The parallel version uses PCall which in turn uses Bordeaux threads. If Bordeaux threads is unable to provide threads for your Lisp implementation, the (pfft:pfft …) and (pfft:pifft …) functions revert to their non-parallelized kin. As such, you don’t need to worry about when to use which. You can use the parallel all of the time, if you like.
Performance
Here is a performance breakdown at the moment for my Macbook Pro 2.4GHz Intel Core 2 Duo with 4GB of RAM. All times are in seconds. Note: there is a penalty in the parallel version for having too many small jobs.
‘(1048576) | ‘(512 512) | ‘(1024 1024) | ‘(256 256 64) | |
SBCL 1.0.37 (64-bit) (single-thread) |
0.44 | 0.07 | 0.37 | 2.45 |
SBCL 1.0.37 (64-bit) (multi-thread) |
0.45 | 0.07 | 0.25 | 4.19 |
SBCL 1.0.30 | 0.73 | 0.13 | 0.66 | 3.61 |
CMUCL 20A Unicode | 0.67 | 0.11 | 0.58 | 3.57 |
Clozure64 v1.3 (single-thread) |
28.07 | 2.39 | 13.01 | 129.08 |
Clozure64 v1.3 (multi-thread) |
30.00 | 1.80 | 10.39 | 165.58 |
CLISP 2.47 | 36.12 | 8.45 | 39.32 | 215.29 |
I still have a great deal of work to do to keep things from consing so terribly on platforms other than CMUCL and SBCL.

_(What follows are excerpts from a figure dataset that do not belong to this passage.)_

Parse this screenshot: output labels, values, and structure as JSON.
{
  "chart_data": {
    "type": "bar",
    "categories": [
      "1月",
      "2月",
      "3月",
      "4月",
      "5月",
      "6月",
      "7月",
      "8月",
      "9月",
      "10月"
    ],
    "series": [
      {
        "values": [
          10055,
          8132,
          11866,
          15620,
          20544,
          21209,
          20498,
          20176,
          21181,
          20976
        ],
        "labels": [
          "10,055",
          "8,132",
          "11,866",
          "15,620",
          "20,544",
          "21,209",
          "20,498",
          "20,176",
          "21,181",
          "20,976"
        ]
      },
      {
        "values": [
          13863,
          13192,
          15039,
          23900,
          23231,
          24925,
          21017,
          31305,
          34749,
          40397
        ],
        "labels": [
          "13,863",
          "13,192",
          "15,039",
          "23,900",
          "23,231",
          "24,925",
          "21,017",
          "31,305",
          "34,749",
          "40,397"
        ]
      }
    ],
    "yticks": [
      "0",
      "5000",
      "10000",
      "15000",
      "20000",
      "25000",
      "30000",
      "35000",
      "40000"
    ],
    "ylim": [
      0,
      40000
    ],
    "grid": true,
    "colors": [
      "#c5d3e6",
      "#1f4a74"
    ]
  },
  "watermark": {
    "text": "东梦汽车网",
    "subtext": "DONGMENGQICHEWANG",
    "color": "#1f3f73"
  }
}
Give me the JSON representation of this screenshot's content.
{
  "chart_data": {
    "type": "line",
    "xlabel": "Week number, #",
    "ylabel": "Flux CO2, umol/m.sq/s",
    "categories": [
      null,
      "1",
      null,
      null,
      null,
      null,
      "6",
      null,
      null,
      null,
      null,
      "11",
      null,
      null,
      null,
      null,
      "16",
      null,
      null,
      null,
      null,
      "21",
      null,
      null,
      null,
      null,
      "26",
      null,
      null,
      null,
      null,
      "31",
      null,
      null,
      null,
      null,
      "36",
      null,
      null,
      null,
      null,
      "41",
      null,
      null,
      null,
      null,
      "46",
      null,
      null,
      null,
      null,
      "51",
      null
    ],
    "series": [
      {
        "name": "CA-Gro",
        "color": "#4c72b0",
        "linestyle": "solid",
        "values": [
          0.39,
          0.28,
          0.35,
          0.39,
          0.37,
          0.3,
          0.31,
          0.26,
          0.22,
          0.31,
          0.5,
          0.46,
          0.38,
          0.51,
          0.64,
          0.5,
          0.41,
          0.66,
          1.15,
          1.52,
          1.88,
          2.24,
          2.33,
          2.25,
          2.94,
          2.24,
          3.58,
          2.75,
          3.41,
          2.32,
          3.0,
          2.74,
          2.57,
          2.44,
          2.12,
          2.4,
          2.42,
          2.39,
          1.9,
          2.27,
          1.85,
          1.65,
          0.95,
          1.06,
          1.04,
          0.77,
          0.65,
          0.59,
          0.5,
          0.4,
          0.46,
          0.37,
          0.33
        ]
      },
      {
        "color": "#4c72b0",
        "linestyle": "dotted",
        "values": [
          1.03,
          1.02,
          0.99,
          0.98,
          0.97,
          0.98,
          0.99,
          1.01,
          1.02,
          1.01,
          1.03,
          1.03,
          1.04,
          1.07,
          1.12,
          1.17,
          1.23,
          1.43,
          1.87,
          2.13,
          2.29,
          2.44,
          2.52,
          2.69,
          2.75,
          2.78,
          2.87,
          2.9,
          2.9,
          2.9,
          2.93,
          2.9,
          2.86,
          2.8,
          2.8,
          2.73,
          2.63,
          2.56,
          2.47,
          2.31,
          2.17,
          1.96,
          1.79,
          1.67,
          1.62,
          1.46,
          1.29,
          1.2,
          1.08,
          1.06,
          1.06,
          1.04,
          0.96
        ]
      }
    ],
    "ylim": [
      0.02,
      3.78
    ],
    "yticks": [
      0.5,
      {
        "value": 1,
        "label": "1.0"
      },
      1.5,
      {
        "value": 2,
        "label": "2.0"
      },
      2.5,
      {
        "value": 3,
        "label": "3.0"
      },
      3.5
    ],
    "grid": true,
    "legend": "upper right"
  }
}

Comparison to Bordeaux-FFT
After I wrote this, several people pointed out Bordeaux-FFT. I missed it because it wasn’t on the Cliki at the time and doesn’t show up very well on Google when you search for Fourier transform
and lisp
. It does, however, show up well when you search for fft
and lisp
. Oops.
Anyhow, Bordeaux-FFT only operates on one-dimensional arrays. This implementations operates on n-dimensional arrays. However, Bordeaux-FFT is somewhat faster than this implementation. Bordeaux-FFT runs about 25% faster than this implementation on the 1,048,576-sample array under SBCL and CLISP (0.55 seconds instead of 0.71 under SBCL). This code is slightly faster than Bordeaux-FFT under Clozure.
Bordeaux-FFT also provides additional functions for windowing a signal that are not provided in this library.
Caveats
Some implementations do not scale the results of the forward transform at all and scale the results of the inverse transform down by the number of samples in the array. I have chosen, instead, to scale both the forward and inverse transforms down by the square root of the number of samples in the array. This keeps them in closer proximity to each other.
Also, I have centered the results so that the lowest frequencies are in the center of the array instead of at the origin. This is the typical way that Fourier data is presented. But, not all libraries do this.